The pilot includes suicide, cocaine, alcoholism, casual sex and fights. It makes for compelling drama, but what I know of comics is that they’re more passive than aggressive.
The original routines on the show are funny and performed by actors, not standups. Yet here again the reality diverges from the narrative. Most of the comics on the show work dirty, but what I remember most from that era were clean-cut midwesterners such as Tom Dreesen and Letterman.
But there were some interesting characters in those days, and Carrey himself was one of them.

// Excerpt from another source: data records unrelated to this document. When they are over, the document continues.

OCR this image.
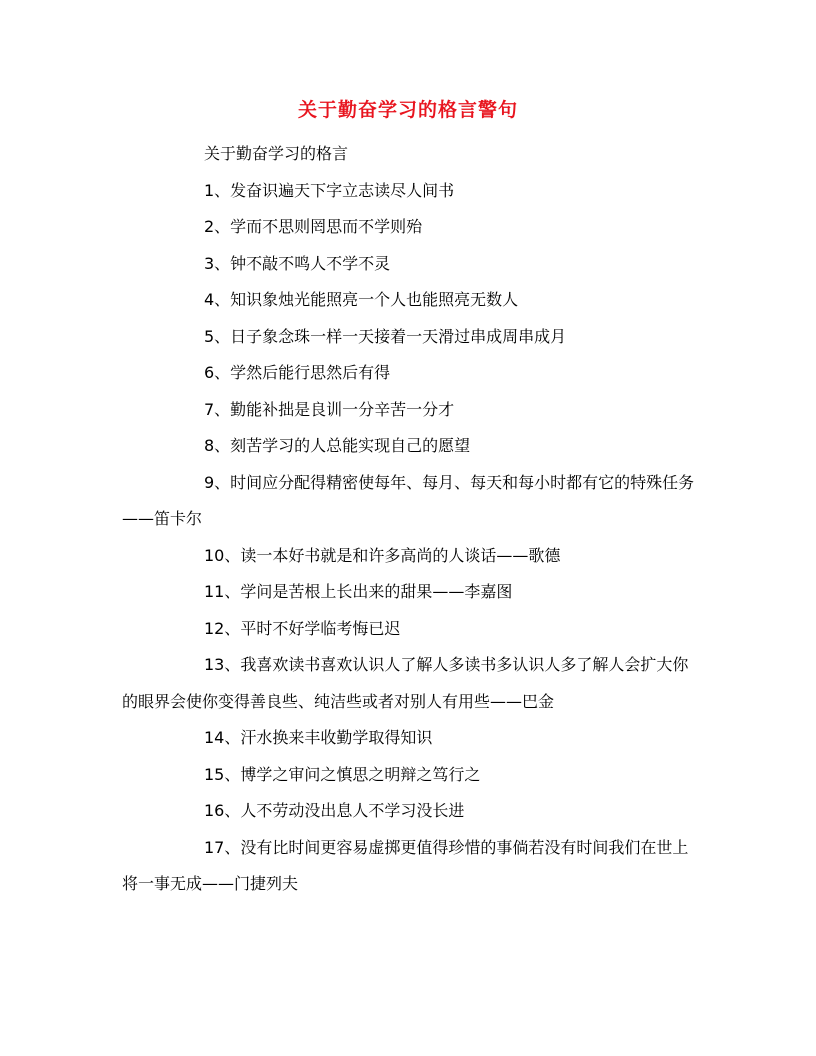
关于勤奋学习的格言警句

关于勤奋学习的格言

1、发奋识遍天下字立志读尽人间书

2、学而不思则罔思而不学则殆

3、钟不敲不鸣人不学不灵

4、知识象烛光能照亮一个人也能照亮无数人

5、日子象念珠一样一天接着一天滑过串成周串成月

6、学然后能行思然后有得

7、勤能补拙是良训一分辛苦一分才

8、刻苦学习的人总能实现自己的愿望

9、时间应分配得精密使每年、每月、每天和每小时都有它的特殊任务——笛卡尔

10、读一本好书就是和许多高尚的人谈话——歌德

11、学问是苦根上长出来的甜果——李嘉图

12、平时不好学临考悔已迟

13、我喜欢读书喜欢认识人了解人多读书多认识人多了解人会扩大你的眼界会使你变得善良些、纯洁些或者对别人有用些——巴金

14、汗水换来丰收勤学取得知识

15、博学之审问之慎思之明辩之笃行之

16、人不劳动没出息人不学习没长进

17、没有比时间更容易虚掷更值得珍惜的事倘若没有时间我们在世上将一事无成——门捷列夫
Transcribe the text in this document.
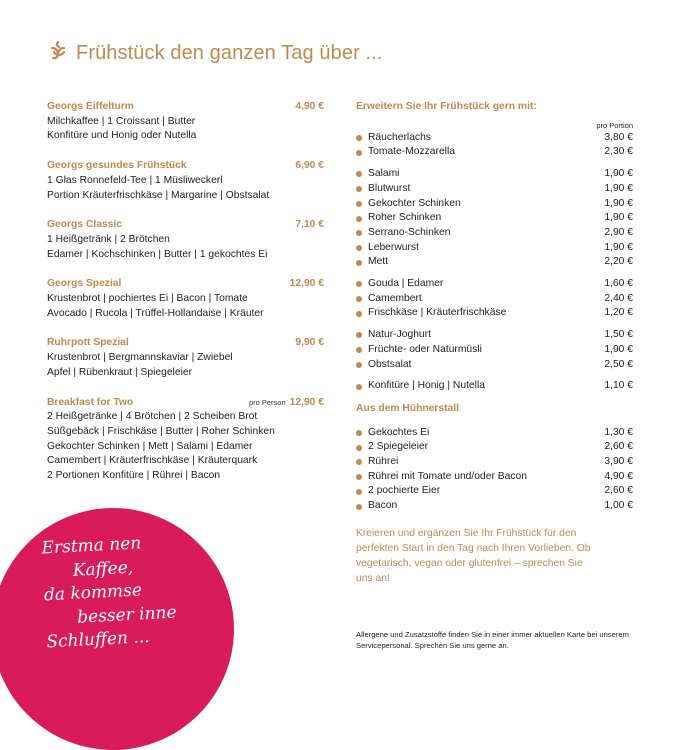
Frühstück den ganzen Tag über ...
Georgs Eiffelturm	4,90 €
Milchkaffee | 1 Croissant | Butter
Konfitüre und Honig oder Nutella
Georgs gesundes Frühstück	6,90 €
1 Glas Ronnefeld-Tee | 1 Müsliweckerl
Portion Kräuterfrischkäse | Margarine | Obstsalat
Georgs Classic	7,10 €
1 Heißgetränk | 2 Brötchen
Edamer | Kochschinken | Butter | 1 gekochtes Ei
Georgs Spezial	12,90 €
Krustenbrot | pochiertes Ei | Bacon | Tomate
Avocado | Rucola | Trüffel-Hollandaise | Kräuter
Ruhrpott Spezial	9,90 €
Krustenbrot | Bergmannskaviar | Zwiebel
Apfel | Rübenkraut | Spiegeleier
Breakfast for Two	pro Person 12,90 €
2 Heißgetränke | 4 Brötchen | 2 Scheiben Brot
Süßgebäck | Frischkäse | Butter | Roher Schinken
Gekochter Schinken | Mett | Salami | Edamer
Camembert | Kräuterfrischkäse | Kräuterquark
2 Portionen Konfitüre | Rührei | Bacon
Erweitern Sie Ihr Frühstück gern mit:
pro Portion
Räucherlachs	3,80 €
Tomate-Mozzarella	2,30 €
Salami	1,90 €
Blutwurst	1,90 €
Gekochter Schinken	1,90 €
Roher Schinken	1,90 €
Serrano-Schinken	2,90 €
Leberwurst	1,90 €
Mett	2,20 €
Gouda | Edamer	1,60 €
Camembert	2,40 €
Frischkäse | Kräuterfrischkäse	1,20 €
Natur-Joghurt	1,50 €
Früchte- oder Naturmüsli	1,90 €
Obstsalat	2,50 €
Konfitüre | Honig | Nutella	1,10 €
Aus dem Hühnerstall
Gekochtes Ei	1,30 €
2 Spiegeleier	2,60 €
Rührei	3,90 €
Rührei mit Tomate und/oder Bacon	4,90 €
2 pochierte Eier	2,60 €
Bacon	1,00 €
Kreieren und ergänzen Sie Ihr Frühstück für den perfekten Start in den Tag nach Ihren Vorlieben. Ob vegetarisch, vegan oder glutenfrei – sprechen Sie uns an!
Allergene und Zusatzstoffe finden Sie in einer immer aktuellen Karte bei unserem Servicepersonal. Sprechen Sie uns gerne an.
Erstma nen
Kaffee,
da kommse
besser inne
Schluffen ...
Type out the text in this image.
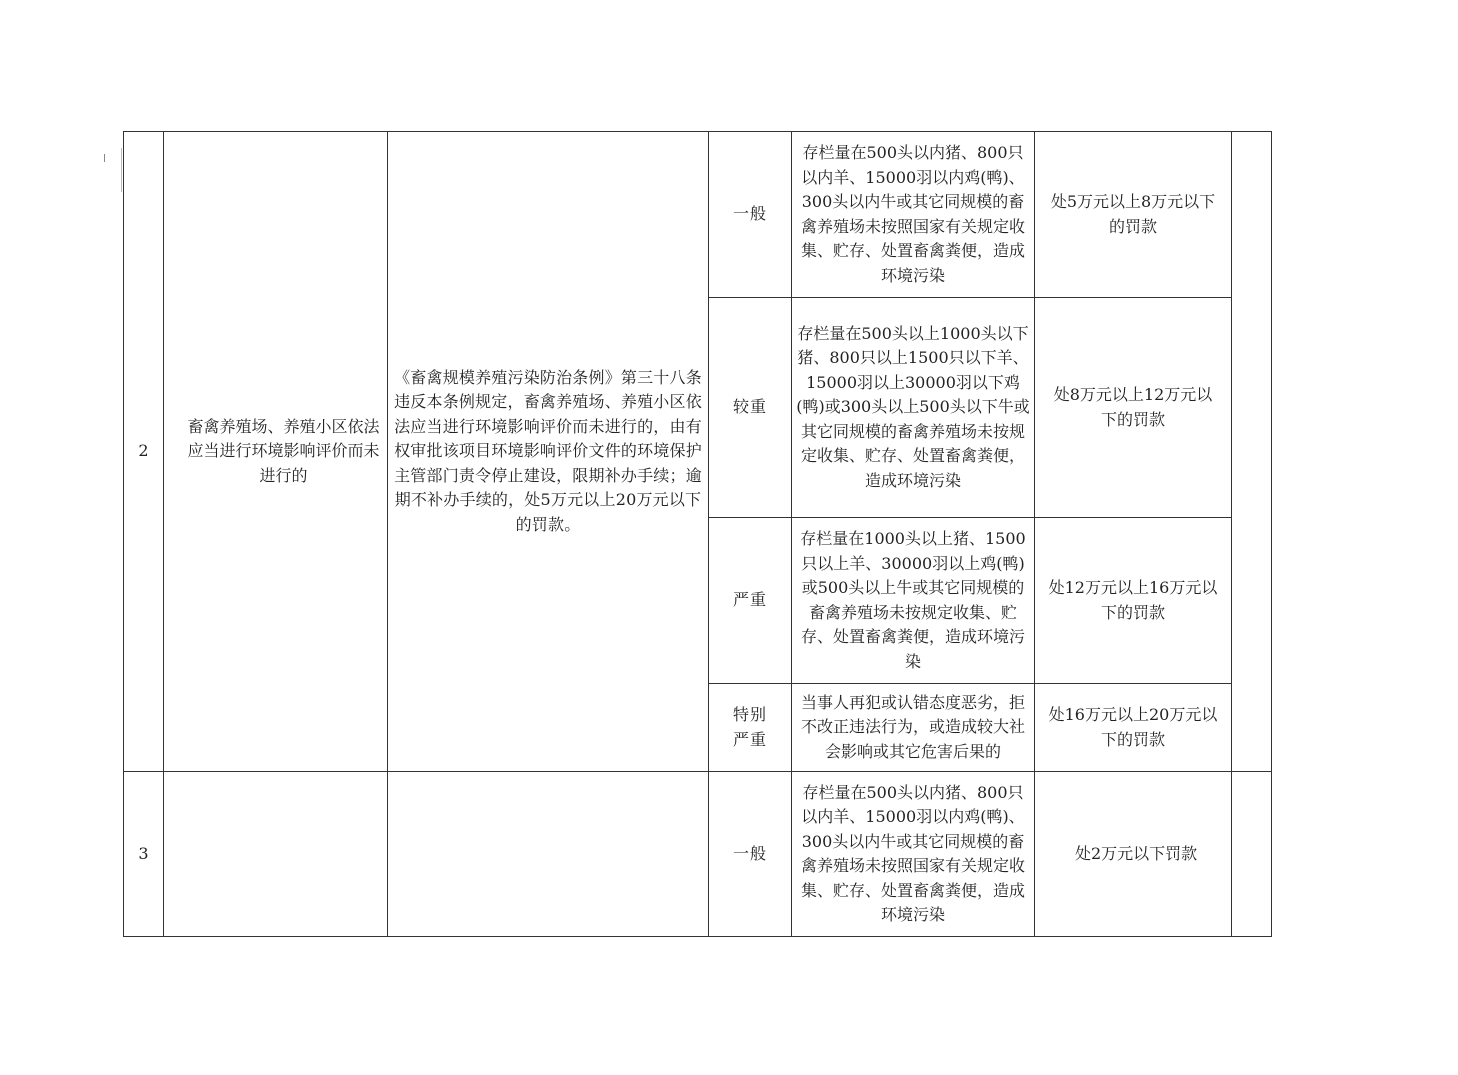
2	畜禽养殖场、养殖小区依法应当进行环境影响评价而未进行的	《畜禽规模养殖污染防治条例》第三十八条　违反本条例规定，畜禽养殖场、养殖小区依法应当进行环境影响评价而未进行的，由有权审批该项目环境影响评价文件的环境保护主管部门责令停止建设，限期补办手续；逾期不补办手续的，处5万元以上20万元以下的罚款。	一般	存栏量在500头以内猪、800只以内羊、15000羽以内鸡(鸭)、300头以内牛或其它同规模的畜禽养殖场未按照国家有关规定收集、贮存、处置畜禽粪便，造成环境污染	处5万元以上8万元以下的罚款	

			较重	存栏量在500头以上1000头以下猪、800只以上1500只以下羊、15000羽以上30000羽以下鸡(鸭)或300头以上500头以下牛或其它同规模的畜禽养殖场未按规定收集、贮存、处置畜禽粪便，造成环境污染	处8万元以上12万元以下的罚款	

			严重	存栏量在1000头以上猪、1500只以上羊、30000羽以上鸡(鸭)或500头以上牛或其它同规模的畜禽养殖场未按规定收集、贮存、处置畜禽粪便，造成环境污染	处12万元以上16万元以下的罚款	

			特别严重	当事人再犯或认错态度恶劣，拒不改正违法行为，或造成较大社会影响或其它危害后果的	处16万元以上20万元以下的罚款	

3			一般	存栏量在500头以内猪、800只以内羊、15000羽以内鸡(鸭)、300头以内牛或其它同规模的畜禽养殖场未按照国家有关规定收集、贮存、处置畜禽粪便，造成环境污染	处2万元以下罚款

Carrey had a rough go of it for a while. He arrived in L.A. as Canada’s golden boy and was given a sitcom that tanked, and he was reduced to crawling inside the Comedy Store piano one night when his set bombed so badly. It took years of struggle before he landed a role on In Living Colour that turned around his career.
I wish there were more of Carrey and his contemporaries in the series, but what we get instead is a collection of stereotypes such as the Jewish comic, the black comic and so on.
Knoedelseder’s book recounts the story of the infamous comics’ strike that crippled Mitzi Shore’s reputation. The comics wanted to be paid. Shore refused, feeling it would end the creative freedom of her artists’ colony. Things got so bad that one comic, Steve Lubetkin, committed suicide.
I’m hoping Dying Up Here will be renewed for a second season. The story of the comics’ strike and many others need to be told.